Experimental and theoretical insights into the formation of weak hydrogen bonds and H⋯H bonding interactions in the solid-state structure of two eucalyptol derivatives

Abstract

Two eucalyptol derivatives, namely 1,3,3-trimethyl-2-oxabicycle[2.2.2]oct-5-yl acetate (4) and 1,3,3-trimethyl-2-oxabicycle[2.2.2]oct-5,8-yl acetate (6) have been synthesized and characterized. Their crystal structures have been solved by single-crystal X-ray diffraction methods indicating that the molecular conformation of both compounds is stabilized by intramolecular C–H⋯O bonds between the H-atoms of the methyl group from the eucalyptol moiety and the O-atom of the acetoxy group. In addition, we have performed a detailed investigation of the intermolecular interactions that stabilize the crystal packing of both structures by using Hirshfeld surface analysis and their associated two-dimensional fingerprint plots.
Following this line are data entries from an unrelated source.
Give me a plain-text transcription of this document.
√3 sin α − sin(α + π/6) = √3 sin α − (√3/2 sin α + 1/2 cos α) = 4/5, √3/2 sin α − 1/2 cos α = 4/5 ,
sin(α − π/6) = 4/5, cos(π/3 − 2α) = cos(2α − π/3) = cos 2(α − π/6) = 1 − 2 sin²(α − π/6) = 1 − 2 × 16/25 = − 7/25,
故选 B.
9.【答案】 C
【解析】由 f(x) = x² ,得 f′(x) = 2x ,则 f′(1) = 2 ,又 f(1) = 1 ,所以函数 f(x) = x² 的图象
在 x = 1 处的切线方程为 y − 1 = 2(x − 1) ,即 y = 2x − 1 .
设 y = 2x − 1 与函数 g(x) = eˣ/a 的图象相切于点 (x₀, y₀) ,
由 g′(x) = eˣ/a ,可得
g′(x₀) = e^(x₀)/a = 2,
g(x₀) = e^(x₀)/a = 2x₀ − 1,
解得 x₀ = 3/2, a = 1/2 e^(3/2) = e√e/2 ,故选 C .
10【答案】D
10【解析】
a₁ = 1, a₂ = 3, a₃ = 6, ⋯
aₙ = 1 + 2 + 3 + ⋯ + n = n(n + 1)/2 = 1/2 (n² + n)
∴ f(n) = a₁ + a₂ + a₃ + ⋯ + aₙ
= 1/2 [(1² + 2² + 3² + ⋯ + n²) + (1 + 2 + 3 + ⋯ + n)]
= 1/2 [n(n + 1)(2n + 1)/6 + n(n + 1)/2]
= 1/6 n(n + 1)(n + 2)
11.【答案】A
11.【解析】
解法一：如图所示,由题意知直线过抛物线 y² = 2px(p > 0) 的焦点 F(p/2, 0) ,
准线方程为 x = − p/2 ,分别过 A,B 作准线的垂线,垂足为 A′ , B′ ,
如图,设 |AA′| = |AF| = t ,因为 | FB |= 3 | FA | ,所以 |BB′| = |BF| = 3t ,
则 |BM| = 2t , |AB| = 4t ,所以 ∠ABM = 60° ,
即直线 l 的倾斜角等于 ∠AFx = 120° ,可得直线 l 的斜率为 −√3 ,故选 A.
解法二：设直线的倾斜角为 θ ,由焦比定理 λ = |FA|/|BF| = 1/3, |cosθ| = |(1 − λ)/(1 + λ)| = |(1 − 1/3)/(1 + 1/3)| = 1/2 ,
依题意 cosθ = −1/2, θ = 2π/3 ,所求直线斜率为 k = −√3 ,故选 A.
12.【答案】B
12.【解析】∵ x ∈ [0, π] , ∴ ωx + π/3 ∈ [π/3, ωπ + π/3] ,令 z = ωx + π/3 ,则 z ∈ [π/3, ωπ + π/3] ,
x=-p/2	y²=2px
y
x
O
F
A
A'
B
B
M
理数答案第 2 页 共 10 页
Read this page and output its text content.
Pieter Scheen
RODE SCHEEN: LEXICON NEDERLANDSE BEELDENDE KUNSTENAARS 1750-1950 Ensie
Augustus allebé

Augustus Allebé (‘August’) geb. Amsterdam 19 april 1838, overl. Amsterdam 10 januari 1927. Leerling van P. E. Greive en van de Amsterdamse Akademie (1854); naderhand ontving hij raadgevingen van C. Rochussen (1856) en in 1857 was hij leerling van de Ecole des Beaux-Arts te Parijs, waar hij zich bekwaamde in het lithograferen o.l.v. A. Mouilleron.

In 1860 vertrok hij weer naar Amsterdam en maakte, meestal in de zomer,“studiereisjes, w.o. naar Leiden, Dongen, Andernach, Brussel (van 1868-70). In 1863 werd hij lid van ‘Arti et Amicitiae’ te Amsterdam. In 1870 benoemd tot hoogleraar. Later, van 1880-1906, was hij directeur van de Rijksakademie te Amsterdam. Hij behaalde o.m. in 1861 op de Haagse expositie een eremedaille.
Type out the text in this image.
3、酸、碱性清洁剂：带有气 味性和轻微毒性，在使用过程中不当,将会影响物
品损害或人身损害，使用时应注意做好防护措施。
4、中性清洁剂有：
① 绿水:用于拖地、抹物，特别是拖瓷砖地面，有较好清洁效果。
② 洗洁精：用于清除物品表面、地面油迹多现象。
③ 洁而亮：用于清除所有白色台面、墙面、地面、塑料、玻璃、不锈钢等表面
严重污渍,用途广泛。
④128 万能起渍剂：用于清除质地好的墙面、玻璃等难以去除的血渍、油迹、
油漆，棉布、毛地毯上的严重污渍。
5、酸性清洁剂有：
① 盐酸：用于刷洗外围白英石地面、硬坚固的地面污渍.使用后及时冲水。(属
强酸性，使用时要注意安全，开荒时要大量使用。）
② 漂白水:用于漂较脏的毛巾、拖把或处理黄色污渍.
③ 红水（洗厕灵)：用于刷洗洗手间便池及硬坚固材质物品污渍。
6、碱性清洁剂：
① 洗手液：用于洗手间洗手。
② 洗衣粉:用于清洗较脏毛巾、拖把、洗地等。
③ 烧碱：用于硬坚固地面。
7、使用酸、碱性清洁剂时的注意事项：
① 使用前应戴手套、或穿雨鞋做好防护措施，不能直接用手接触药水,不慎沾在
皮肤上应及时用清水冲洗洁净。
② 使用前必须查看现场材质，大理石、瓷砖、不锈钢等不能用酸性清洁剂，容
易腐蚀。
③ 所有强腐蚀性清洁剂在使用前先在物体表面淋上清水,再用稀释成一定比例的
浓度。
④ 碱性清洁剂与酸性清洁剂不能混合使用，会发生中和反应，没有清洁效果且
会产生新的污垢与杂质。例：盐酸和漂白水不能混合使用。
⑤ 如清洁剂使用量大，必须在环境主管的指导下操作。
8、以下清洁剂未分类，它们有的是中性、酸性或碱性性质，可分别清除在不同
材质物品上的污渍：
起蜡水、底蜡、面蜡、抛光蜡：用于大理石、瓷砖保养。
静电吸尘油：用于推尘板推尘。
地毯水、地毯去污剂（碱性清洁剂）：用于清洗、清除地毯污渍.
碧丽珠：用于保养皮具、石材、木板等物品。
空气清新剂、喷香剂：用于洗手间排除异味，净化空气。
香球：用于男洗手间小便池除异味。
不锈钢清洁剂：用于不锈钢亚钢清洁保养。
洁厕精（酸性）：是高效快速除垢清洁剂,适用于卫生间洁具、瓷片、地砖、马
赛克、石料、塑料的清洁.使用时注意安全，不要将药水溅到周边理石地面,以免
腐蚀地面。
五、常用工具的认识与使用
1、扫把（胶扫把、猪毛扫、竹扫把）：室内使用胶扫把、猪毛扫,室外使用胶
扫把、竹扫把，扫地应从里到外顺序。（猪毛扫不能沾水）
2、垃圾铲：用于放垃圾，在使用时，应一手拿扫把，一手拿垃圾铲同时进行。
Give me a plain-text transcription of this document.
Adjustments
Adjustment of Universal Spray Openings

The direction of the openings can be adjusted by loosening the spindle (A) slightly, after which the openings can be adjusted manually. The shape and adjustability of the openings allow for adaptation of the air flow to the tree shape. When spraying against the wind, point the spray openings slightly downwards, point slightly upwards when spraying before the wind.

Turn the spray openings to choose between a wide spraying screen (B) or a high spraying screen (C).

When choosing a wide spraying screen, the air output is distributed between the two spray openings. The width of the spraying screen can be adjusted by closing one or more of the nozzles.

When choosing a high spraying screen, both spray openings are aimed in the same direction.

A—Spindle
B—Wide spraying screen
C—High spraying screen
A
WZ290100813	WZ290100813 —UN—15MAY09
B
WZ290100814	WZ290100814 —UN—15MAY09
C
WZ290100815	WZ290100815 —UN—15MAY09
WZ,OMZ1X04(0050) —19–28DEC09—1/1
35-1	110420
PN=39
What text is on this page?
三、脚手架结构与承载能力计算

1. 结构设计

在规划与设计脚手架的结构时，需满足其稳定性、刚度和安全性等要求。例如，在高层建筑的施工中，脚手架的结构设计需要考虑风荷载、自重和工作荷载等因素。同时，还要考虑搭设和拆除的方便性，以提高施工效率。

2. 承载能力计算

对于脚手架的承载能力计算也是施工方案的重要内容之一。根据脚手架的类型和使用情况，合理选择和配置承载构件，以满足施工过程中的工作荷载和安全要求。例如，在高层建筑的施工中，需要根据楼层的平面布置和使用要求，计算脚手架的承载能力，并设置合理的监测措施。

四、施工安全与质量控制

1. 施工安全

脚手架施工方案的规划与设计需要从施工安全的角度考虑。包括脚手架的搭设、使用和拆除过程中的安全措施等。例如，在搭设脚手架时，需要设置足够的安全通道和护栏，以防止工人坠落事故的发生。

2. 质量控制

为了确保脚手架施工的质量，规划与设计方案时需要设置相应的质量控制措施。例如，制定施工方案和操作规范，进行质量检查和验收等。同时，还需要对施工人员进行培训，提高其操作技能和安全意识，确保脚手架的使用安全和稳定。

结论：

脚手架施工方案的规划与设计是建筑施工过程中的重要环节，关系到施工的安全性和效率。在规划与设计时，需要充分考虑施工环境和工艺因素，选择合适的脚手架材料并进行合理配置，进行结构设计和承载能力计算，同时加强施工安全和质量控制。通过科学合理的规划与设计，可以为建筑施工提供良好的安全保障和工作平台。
The analysis reveals that the solid-state structure of compounds 4 and 6 is mainly stabilized by C–H⋯O hydrogen bonds and H⋯H bonding interactions. These interactions have also been described and studied energetically using DFT calculations. The nature and strength of these intermolecular contacts have been rationalized by using several computational tools including molecular electrostatic potential (MEP) surfaces, natural bond orbital analysis (NBO), Bader's theory of atoms in molecules (QTAIM) and non-covalent interaction plot (NCI plot) index methods. Furthermore, the intermolecular contacts observed in the crystal lattice of both compounds were experimentally studied through vibrational (IR and Raman) and ¹H and ¹³C NMR spectra. The computational molecular docking analysis of the compounds has been carried out against five potential leishmanial drug targets and the main protease of SARS-CoV-2.